The 78-year-old Rockton resident sank neck-deep into 35,000 bushels of corn while trying to break up spoiled clumps of material that would have clogged the machines. He had carried a chain connected to the bin’s structure inside with him, thinking he could pull himself out if he started to sink.
But that plan backfired when the corn engulfed him and he couldn’t fully lift his arms.
“When a squad car pulled in, I immediately thought he was a goner. ‘Cause I knew he only had seconds to react,” Roger’s wife, Judy, said Feb. 10.

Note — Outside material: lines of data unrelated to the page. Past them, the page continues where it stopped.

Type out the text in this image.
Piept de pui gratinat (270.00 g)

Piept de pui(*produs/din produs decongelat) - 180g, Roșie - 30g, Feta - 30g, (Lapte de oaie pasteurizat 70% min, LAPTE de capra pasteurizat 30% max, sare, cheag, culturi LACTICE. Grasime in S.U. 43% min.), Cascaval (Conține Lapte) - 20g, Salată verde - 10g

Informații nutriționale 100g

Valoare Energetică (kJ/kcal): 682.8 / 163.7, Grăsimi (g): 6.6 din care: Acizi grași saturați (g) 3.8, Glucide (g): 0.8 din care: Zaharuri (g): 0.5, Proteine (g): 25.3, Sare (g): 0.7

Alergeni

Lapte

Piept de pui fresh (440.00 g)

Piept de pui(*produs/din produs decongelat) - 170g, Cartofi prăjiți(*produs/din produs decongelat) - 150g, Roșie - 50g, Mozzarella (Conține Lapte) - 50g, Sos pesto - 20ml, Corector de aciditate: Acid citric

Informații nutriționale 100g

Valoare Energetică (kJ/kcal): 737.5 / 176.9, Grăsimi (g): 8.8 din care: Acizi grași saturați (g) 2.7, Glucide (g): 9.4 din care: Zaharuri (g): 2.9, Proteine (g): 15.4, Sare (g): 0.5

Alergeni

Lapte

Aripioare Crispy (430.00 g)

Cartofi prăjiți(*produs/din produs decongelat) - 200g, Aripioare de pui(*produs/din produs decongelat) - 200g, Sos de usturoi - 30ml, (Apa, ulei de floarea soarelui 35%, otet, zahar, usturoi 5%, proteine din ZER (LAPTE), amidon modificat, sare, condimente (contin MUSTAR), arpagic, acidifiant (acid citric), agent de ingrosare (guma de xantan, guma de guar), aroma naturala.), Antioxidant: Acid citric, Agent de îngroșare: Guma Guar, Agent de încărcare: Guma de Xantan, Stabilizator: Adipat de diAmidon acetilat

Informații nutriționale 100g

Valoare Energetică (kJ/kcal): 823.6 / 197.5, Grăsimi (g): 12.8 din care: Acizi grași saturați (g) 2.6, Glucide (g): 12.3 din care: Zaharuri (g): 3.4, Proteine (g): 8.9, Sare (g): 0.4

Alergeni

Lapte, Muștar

Their grandson, Michael Bates Jr., sprang into action when he saw his grandfather sink in the corn. Michael quickly shut off the auger and carefully entered the bin to push away corn that was suffocating Roger’s chest. He called 911, prompting more than a dozen fire department and rescue agencies to respond.
Five hours later, Roger was freed.
And this is his takeaway: “There is no good reason (for going into the bin).”
“That’s just a plain no-no. I could have done the same thing without the auger running, it’s just a matter (of) I was saving time.”
He was one of the lucky ones.
About 74 percent of all documented grain bin entrapments from 1964 to 2005 resulted in death, according to a Purdue University study released in 2012. In 2011 that figure dropped significantly - to 30 percent of all entrapments resulting in death.
Farmers and agriculture companies across the Rock River Valley have experienced this danger.
Two teens, 19-year-old Alejandro Pacas and 14-year-old Wyatt Whitebread, were killed in July 2010 after becoming entrapped in corn more than 30 feet deep inside a grain bin at Haasbach LLC, a Consolidated Grain and Barge company grain elevator in Mount Carroll.
Another worker, Will Piper, and Pacas jumped into the grain bin to try to save Whitebread, who was quickly becoming buried by the material. Pacas jumped into what became a sinkhole and ultimately suffocated alongside Whitebread.
Rescuers saved Piper, who had been engulfed to his neck in the material.
A jury awarded the families of the two decreased teens $16 million, $8 million each, on Feb. 6. The jury awarded Pacas $875,000.